Unwillingness to put the north star on hold. Times are tough guys, vision sometimes has to wait another year. Other companies are getting the message but not here! Consider the following comparison. Kaleyra is one of the more commodity players in CPaaS, think more aggregator and less IP. At 20% gross margin, KLR is able to be both non-GAAP and cash flow positive which gives you a good feel for where the core TWLO business can be as a baseline. In Q2, core RTC is 84% of revenue and ~46% in margins and software is roughly 11% at just under 80% margin. TWLO’s core margins are substantially better which really makes you wonder how its possible that they are spending this amount of money in sales and marketing in software.

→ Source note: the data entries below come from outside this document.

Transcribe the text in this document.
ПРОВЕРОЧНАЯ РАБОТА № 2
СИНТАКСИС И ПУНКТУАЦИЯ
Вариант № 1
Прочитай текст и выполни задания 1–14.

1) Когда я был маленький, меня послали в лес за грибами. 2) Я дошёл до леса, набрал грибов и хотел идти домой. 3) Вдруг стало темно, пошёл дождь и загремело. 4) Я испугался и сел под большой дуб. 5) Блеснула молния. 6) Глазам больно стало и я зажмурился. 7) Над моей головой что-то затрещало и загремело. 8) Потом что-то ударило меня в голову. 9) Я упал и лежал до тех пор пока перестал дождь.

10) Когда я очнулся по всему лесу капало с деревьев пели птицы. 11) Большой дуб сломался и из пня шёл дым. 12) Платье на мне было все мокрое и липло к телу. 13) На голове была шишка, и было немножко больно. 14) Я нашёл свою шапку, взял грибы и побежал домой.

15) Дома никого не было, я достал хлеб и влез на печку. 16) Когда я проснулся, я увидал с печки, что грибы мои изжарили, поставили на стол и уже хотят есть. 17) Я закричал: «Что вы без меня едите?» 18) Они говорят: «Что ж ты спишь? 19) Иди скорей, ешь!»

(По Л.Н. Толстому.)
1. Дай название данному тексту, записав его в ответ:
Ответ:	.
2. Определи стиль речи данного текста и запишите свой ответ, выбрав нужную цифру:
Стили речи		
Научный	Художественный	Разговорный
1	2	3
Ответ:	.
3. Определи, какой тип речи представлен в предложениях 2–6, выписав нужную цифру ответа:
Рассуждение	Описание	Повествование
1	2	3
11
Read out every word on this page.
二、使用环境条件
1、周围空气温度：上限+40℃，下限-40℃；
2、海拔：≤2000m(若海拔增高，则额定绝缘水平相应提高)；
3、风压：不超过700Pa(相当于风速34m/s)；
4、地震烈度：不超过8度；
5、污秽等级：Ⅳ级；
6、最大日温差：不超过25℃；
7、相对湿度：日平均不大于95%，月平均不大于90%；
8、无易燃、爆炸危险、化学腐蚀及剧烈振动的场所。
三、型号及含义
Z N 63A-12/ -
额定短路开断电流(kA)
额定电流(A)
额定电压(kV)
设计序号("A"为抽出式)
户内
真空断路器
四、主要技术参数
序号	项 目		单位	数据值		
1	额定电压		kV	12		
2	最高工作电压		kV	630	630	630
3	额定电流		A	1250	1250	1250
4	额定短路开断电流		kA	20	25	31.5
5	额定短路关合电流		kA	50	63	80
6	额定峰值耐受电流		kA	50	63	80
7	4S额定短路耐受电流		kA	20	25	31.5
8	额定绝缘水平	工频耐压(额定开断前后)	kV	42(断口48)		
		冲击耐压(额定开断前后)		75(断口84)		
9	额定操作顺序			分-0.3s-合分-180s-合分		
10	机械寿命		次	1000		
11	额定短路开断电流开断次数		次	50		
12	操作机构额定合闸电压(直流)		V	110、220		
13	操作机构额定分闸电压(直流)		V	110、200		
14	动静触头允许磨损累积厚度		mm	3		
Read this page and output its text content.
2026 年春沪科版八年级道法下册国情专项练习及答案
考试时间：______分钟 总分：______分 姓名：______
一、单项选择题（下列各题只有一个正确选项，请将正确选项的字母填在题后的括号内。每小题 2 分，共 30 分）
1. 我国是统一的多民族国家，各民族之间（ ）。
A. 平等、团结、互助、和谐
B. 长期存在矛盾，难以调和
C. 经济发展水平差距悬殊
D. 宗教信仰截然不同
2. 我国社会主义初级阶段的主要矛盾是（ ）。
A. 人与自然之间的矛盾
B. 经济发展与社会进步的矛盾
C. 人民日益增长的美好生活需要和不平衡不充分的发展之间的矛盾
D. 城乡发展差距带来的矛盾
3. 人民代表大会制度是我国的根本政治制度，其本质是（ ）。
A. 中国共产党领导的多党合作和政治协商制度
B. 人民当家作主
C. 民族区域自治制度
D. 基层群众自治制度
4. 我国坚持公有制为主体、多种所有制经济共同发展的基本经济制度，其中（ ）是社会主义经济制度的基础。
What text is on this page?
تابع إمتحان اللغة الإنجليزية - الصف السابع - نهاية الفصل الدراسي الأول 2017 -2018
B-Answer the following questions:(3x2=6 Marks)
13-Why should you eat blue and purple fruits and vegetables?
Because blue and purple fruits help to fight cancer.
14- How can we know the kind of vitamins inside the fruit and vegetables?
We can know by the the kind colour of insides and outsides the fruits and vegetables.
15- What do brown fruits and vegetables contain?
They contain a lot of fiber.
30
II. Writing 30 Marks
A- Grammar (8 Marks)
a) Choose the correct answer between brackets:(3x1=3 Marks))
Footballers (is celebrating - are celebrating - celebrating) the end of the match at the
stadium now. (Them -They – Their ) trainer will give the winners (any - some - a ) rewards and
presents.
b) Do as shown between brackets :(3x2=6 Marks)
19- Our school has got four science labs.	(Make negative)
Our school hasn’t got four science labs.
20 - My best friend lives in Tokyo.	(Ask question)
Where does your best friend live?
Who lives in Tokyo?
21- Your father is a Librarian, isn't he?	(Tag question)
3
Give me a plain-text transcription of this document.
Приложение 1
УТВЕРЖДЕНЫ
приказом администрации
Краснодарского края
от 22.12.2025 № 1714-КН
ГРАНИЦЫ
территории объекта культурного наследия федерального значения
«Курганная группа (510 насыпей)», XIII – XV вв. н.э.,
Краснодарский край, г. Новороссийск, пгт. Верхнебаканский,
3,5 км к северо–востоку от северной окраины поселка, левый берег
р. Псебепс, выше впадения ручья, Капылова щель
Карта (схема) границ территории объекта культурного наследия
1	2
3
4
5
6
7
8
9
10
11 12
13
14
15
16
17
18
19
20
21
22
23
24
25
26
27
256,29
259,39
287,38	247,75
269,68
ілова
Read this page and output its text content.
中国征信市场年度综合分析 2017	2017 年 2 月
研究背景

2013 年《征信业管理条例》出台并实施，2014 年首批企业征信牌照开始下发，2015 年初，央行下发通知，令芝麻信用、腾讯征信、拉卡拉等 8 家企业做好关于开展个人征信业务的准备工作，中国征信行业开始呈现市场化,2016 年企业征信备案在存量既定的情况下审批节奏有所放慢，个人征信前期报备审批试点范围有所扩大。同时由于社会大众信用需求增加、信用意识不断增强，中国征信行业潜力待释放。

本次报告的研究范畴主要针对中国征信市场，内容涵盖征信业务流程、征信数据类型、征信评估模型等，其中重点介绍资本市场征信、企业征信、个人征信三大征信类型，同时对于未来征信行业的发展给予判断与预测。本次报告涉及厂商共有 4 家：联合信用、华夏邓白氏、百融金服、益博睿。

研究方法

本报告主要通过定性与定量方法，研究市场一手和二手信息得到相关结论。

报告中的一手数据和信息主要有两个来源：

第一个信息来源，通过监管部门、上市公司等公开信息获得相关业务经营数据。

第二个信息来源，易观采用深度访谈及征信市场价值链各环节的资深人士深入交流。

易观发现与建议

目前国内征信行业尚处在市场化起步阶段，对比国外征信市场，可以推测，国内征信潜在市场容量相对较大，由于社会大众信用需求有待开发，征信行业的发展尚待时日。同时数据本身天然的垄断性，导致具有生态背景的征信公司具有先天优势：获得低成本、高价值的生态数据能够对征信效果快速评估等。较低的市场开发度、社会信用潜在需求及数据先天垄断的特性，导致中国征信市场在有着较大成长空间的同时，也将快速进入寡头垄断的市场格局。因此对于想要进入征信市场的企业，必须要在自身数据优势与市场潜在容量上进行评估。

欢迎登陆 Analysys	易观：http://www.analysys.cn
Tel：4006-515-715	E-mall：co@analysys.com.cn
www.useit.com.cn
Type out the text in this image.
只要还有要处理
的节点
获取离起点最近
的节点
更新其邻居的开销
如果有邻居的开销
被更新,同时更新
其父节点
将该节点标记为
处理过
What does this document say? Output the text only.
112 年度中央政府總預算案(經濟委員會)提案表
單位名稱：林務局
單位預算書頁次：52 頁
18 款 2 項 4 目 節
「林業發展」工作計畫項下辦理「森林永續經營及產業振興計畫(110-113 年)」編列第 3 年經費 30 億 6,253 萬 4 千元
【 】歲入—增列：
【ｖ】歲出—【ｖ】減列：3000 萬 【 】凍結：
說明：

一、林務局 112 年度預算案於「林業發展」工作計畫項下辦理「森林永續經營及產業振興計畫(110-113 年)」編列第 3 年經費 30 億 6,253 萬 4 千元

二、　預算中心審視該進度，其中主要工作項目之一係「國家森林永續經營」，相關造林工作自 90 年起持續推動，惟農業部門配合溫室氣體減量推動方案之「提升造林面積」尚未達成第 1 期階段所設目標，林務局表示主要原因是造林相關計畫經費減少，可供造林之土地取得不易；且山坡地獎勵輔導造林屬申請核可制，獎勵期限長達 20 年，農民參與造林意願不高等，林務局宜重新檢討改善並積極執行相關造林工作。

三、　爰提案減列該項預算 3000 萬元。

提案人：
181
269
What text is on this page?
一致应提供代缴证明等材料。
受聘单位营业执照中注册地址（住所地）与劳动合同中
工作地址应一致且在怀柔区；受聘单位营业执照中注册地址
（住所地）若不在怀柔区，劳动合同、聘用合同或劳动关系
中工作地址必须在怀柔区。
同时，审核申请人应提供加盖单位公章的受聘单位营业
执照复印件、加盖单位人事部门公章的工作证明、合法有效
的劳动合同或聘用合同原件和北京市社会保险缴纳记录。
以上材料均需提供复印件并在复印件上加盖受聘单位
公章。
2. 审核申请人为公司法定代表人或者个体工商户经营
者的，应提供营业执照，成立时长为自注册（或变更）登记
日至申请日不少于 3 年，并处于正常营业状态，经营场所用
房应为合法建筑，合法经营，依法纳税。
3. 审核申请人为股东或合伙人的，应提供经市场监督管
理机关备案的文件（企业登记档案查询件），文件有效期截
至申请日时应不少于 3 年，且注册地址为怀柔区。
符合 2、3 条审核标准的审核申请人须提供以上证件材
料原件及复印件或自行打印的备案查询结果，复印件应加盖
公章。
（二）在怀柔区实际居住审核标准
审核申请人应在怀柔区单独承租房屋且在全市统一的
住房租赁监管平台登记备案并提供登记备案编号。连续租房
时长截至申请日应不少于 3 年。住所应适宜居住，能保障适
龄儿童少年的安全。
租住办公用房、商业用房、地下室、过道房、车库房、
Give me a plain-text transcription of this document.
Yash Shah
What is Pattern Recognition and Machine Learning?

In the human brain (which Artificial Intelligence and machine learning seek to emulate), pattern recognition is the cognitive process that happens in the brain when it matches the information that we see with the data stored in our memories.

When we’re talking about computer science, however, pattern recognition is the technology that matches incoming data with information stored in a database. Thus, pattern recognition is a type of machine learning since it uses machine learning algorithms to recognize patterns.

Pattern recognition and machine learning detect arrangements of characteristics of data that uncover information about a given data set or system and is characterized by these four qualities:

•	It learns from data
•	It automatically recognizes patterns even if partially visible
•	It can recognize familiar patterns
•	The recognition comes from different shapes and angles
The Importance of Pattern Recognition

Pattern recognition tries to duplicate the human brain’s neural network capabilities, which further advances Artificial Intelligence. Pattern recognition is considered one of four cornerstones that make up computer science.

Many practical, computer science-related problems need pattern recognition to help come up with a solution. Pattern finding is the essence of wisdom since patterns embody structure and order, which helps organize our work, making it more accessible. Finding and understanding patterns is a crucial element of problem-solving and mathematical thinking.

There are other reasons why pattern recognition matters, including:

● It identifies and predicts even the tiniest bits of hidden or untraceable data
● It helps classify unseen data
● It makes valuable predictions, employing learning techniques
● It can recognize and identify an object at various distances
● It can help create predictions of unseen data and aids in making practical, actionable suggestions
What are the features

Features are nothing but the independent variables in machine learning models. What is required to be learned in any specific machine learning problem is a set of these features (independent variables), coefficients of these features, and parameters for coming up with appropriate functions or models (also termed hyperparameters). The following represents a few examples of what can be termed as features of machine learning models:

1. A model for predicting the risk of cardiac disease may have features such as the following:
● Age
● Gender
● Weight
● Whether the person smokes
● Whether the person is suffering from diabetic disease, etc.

What’s intriguing here are the variety of possibilities which include:
Voluntary desire to listen and right-size the software ambitions and take a more gradual approach
Involuntary reaction to an activist
Some variety of buybacks and capital returns
Sale (unlikely). Putting aside the lack of desire to sell at bottom feeder prices, I find it extremely unlikely that someone like CRM would pay a premium for a set of applications that it already has. If a strategic wants RTC, they’ll buy a smaller one without all the apps. That really just leaves potentially Cisco and maybe Google.
TWLO has a further consolidator of core CPaaS market
Regardless, at 1x 2023 and 14x EBITDA, its hard to ignore the “what could go right” at the current junction. Of course, the economy and reliance on consumer transaction/end points is looming, but even if you double the EBITDA multiple, I’d still argue this is an extremely compelling opportunity.